Richard Black, the Berlin-based climate analyst and author of the book Denied: The Rise and Fall of Climate Contrarianism, says it’s clear why some leaders would rather engage in a culture war over cooling infrastructure in the face of such an enormous long-predicted catastrophe. “It’s definitely better for the fossil fuel industry, and it’s also better for politicians and think tanks, aka lobby groups, who oppose the clean energy transition. Because we’re not then talking about the energy transition, we’re talking about air-conditioners.”
He doesn’t expect much to change in the near future either.
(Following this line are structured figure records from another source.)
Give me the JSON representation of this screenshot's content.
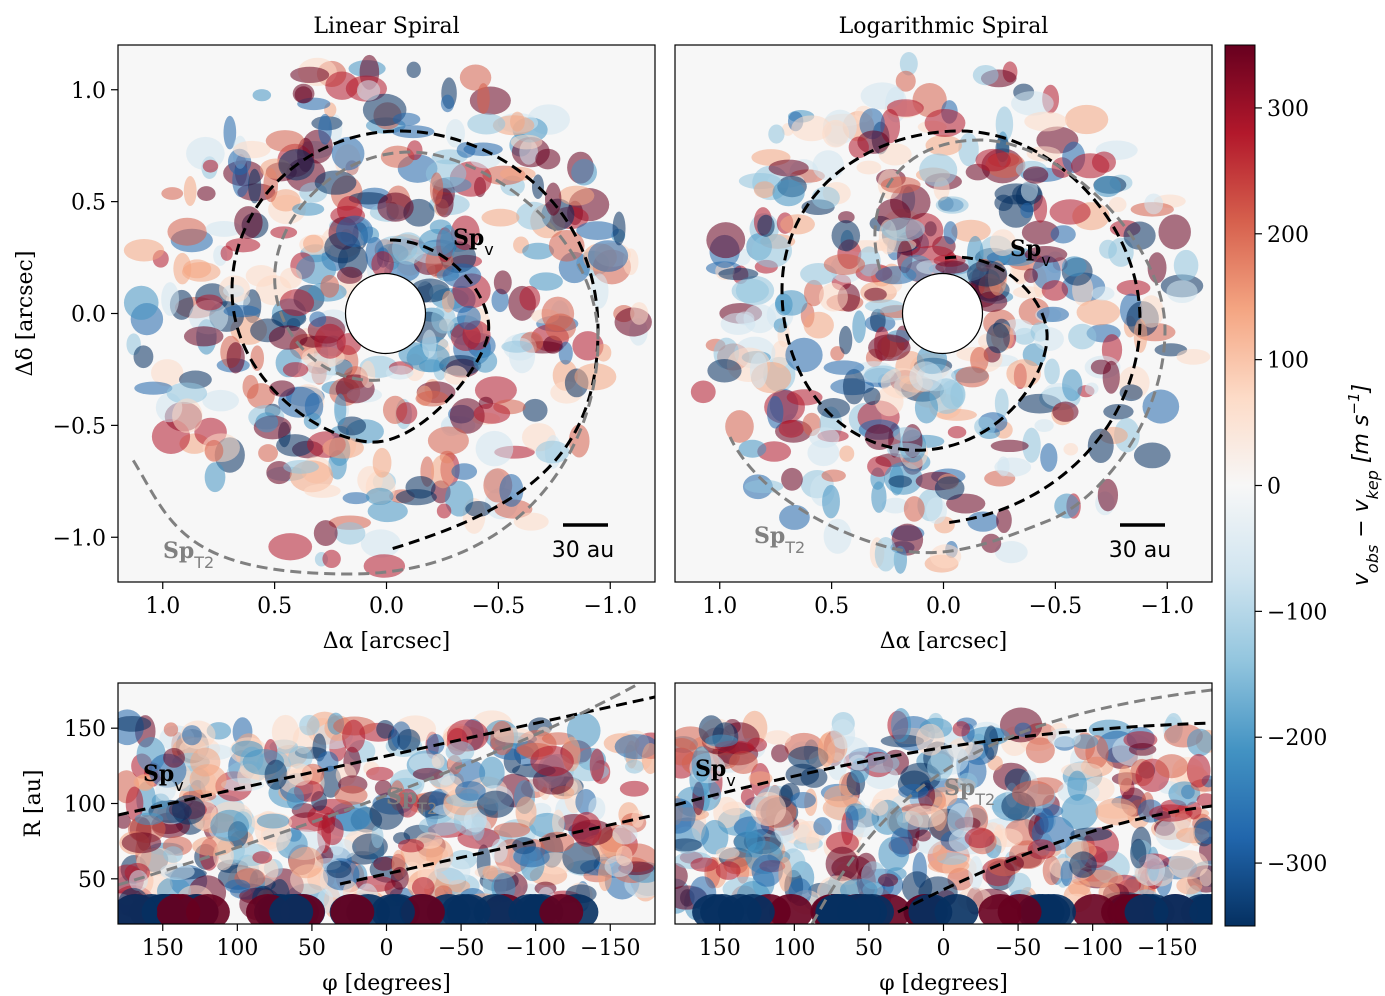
{
  "chart_data": [
    {
      "type": "map",
      "title": "Linear Spiral",
      "xlabel": "Δα [arcsec]",
      "ylabel": "Δδ [arcsec]",
      "xlim": [
        1.2,
        -1.2
      ],
      "ylim": [
        -1.2,
        1.2
      ],
      "xticks": [
        {
          "value": 1.0,
          "label": "1.0"
        },
        {
          "value": 0.5,
          "label": "0.5"
        },
        {
          "value": 0.0,
          "label": "0.0"
        },
        {
          "value": -0.5,
          "label": "−0.5"
        },
        {
          "value": -1.0,
          "label": "−1.0"
        }
      ],
      "yticks": [
        {
          "value": -1.0,
          "label": "−1.0"
        },
        {
          "value": -0.5,
          "label": "−0.5"
        },
        {
          "value": 0.0,
          "label": "0.0"
        },
        {
          "value": 0.5,
          "label": "0.5"
        },
        {
          "value": 1.0,
          "label": "1.0"
        }
      ],
      "annotations": [
        {
          "text": "Sp",
          "sub": "v",
          "color": "#000000"
        },
        {
          "text": "Sp",
          "sub": "T2",
          "color": "#808080"
        },
        {
          "text": "30 au",
          "color": "#000000"
        }
      ]
    },
    {
      "type": "map",
      "title": "Logarithmic Spiral",
      "xlabel": "Δα [arcsec]",
      "xlim": [
        1.2,
        -1.2
      ],
      "ylim": [
        -1.2,
        1.2
      ],
      "xticks": [
        {
          "value": 1.0,
          "label": "1.0"
        },
        {
          "value": 0.5,
          "label": "0.5"
        },
        {
          "value": 0.0,
          "label": "0.0"
        },
        {
          "value": -0.5,
          "label": "−0.5"
        },
        {
          "value": -1.0,
          "label": "−1.0"
        }
      ],
      "annotations": [
        {
          "text": "Sp",
          "sub": "v",
          "color": "#000000"
        },
        {
          "text": "Sp",
          "sub": "T2",
          "color": "#808080"
        },
        {
          "text": "30 au",
          "color": "#000000"
        }
      ]
    },
    {
      "type": "polar-map",
      "xlabel": "φ [degrees]",
      "ylabel": "R [au]",
      "xlim": [
        180,
        -180
      ],
      "ylim": [
        20,
        180
      ],
      "xticks": [
        150,
        100,
        50,
        0,
        {
          "value": -50,
          "label": "−50"
        },
        {
          "value": -100,
          "label": "−100"
        },
        {
          "value": -150,
          "label": "−150"
        }
      ],
      "yticks": [
        50,
        100,
        150
      ],
      "annotations": [
        {
          "text": "Sp",
          "sub": "v",
          "color": "#000000"
        },
        {
          "text": "Sp",
          "sub": "T2",
          "color": "#808080"
        }
      ]
    },
    {
      "type": "polar-map",
      "xlabel": "φ [degrees]",
      "xlim": [
        180,
        -180
      ],
      "ylim": [
        20,
        180
      ],
      "xticks": [
        150,
        100,
        50,
        0,
        {
          "value": -50,
          "label": "−50"
        },
        {
          "value": -100,
          "label": "−100"
        },
        {
          "value": -150,
          "label": "−150"
        }
      ],
      "annotations": [
        {
          "text": "Sp",
          "sub": "v",
          "color": "#000000"
        },
        {
          "text": "Sp",
          "sub": "T2",
          "color": "#808080"
        }
      ]
    },
    {
      "type": "colorbar",
      "ylim": [
        -350,
        350
      ],
      "yticks": [
        {
          "value": -300,
          "label": "−300"
        },
        {
          "value": -200,
          "label": "−200"
        },
        {
          "value": -100,
          "label": "−100"
        },
        0,
        100,
        200,
        300
      ],
      "label": [
        {
          "text": "v"
        },
        {
          "sub": "obs"
        },
        {
          "text": " − v"
        },
        {
          "sub": "kep"
        },
        {
          "text": " [m s"
        },
        {
          "sup": "−1"
        },
        {
          "text": "]"
        }
      ]
    }
  ]
}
Though conservatives championed climate and environmental protection – with Nixon and Reagan pushing for clean air and marine policy, and Thatcher leading the push for climate action – the emerging hard right sneers at such policy.
With no pressure from their opponents to act, progressive leaders have been allowed to backslide in their ambition.
On the last day of the Alliance for Responsible Citizenship conference, Abbott ended his speech, a criticism of black armband history, with the words, “We call this ARC. There was another ark, a biblical one that saved humanity, and maybe that’s our challenge too.”
Outside, a small group of Christian protesters waited in the heat, one holding a banner with a quote from Pope Francis emblazoned upon it: “Listen to the Cry of the Earth and the Cry of the Poor – Protect Our Common Home.”